Vi mais de uma manchete de portal brasileiro dizendo que A Pequena Sereia fracassou nas bilheterias, que foi uma verdadeira decepção. Verdade que a Disney esperava mais, mas as empresas capitalistas sempre querem o máximo de lucro, então, essa decepção é sempre esperada, a não ser que aconteça um daqueles sucessos de pura sorte. Enfim, uma dessas matérias dizia que Velozes & Furiosos 10 atropelou A Pequena Sereia. Fui checar as bilheterias.
Velozes & Furiosos, que é um fenômeno no Brasil, foi o primeiro colocado na sua semana de estreia, mas perdeu para A Pequena Sereia quando o filme da Disney entrou em cartaz, fora, claro, que são filmes para públicos distintos (*não é produto infantil, tem menos apelo para o público feminino em geral*) e o filme dos carrinhos tem um fandom muito grande no Brasil, este último, inclusive, tem a participação da cantora brasileira Ludmilla. Um chamado a mais para o filme, concordam?

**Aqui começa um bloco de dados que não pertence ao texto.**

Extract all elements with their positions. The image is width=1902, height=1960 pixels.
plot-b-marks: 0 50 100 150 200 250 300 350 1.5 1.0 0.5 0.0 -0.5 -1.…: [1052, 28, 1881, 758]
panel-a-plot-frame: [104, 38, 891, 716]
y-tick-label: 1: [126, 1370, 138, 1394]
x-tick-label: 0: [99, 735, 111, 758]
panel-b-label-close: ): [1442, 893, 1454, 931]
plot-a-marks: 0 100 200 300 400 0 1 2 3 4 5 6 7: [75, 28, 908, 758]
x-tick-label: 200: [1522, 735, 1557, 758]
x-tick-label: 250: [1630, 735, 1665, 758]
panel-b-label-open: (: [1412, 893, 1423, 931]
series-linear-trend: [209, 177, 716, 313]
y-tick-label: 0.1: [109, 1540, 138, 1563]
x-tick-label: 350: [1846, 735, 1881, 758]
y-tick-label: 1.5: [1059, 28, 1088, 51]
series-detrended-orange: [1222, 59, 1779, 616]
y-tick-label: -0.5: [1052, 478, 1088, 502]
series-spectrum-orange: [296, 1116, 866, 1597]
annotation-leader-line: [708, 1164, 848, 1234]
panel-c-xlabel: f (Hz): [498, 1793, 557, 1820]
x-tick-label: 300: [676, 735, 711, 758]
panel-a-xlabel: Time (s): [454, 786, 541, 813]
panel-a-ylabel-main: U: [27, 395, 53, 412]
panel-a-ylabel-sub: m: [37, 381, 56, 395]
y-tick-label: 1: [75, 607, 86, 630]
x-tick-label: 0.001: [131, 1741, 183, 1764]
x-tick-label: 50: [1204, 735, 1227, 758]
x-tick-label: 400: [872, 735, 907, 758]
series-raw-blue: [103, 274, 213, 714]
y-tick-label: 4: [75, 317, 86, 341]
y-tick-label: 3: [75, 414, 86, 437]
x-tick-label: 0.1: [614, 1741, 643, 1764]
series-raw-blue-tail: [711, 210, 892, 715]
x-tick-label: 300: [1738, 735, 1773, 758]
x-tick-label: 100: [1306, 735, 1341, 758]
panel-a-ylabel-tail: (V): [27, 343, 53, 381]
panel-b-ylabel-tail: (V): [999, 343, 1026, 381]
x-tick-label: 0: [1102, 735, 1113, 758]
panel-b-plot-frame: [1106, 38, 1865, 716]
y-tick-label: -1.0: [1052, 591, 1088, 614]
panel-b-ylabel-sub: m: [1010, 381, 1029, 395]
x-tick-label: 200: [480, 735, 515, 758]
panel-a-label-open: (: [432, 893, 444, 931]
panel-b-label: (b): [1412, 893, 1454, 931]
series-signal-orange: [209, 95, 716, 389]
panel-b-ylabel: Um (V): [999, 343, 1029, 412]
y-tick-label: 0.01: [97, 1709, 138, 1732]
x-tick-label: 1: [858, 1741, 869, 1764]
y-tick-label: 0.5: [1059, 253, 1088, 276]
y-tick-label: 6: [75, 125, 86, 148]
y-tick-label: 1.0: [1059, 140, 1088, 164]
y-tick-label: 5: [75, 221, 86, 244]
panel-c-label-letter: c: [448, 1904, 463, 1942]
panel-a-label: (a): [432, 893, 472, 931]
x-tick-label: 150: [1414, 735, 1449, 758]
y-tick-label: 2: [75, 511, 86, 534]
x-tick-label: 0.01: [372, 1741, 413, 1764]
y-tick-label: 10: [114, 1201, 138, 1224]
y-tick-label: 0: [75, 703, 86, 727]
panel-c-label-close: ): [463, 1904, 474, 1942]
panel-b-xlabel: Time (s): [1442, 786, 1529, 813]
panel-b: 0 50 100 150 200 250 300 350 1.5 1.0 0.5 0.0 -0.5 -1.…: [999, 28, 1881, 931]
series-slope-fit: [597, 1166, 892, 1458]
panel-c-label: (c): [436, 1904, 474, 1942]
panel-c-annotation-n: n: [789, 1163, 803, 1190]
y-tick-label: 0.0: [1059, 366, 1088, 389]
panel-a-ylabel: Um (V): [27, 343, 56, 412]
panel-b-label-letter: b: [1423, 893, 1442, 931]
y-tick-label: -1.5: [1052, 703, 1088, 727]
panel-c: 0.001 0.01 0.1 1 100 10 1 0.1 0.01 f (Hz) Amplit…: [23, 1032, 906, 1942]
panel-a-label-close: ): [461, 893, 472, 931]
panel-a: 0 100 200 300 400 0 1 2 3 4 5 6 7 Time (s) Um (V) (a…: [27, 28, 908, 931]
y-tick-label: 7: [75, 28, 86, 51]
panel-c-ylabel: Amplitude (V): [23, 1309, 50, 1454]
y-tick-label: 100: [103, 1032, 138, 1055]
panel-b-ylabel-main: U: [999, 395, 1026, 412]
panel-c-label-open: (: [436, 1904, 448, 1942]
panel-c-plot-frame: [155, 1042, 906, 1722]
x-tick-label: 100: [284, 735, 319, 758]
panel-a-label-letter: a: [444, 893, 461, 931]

Por qual motivo, então, alardear o fracasso inexistente?
No Brasil, parece que o ódio propagado pelo esgoto da internet contra A Pequena Sereia contaminou os grandes portais e críticos de cinema. Mesmo analistas vistos como sérios parecem particularmente sem paciência para analisar o filme e ver que ele é um mais do mesmo bem arrumadinho dentro das adaptações do estúdio e não um material ruim. Parece haver uma torcida pelo fracasso do filme que só pode ser creditado a um racismo mal disfarçado, a Ariel negra parece estar no centro de um boicote, ainda que ele pareça muito maior nos discursos do que na prática, vide as bilheterias.
Meu impulso para escrever este texto veio de um a matéria no UOL (A Pequena Sereia: Explicamos o final do remake em live-action da Disney), na qual li uns comentários realmente ensandecidos e que, curiosamente, não estão mais lá. Só explicando, e não considero um spoiler, afinal, é coisa com mais de trinta anos, na animação original, o filme termina com o casamento de Eric e Ariel e a ideia do "e viveram felizes para sempre" com a sereiazinha abrindo mão de sua identidade, família, raízes, como normalmente era exigido das princesas de contos de fada e da vida real. Este desfecho tradicional era absolutamente diferente do original de Hans Christian Andersen, que terminava com a morte da heroína, cruelmente abandonada por seu príncipe que nunca fizera caso de seus sentimentos, mas não lembro de grandes escândalos sobre isso.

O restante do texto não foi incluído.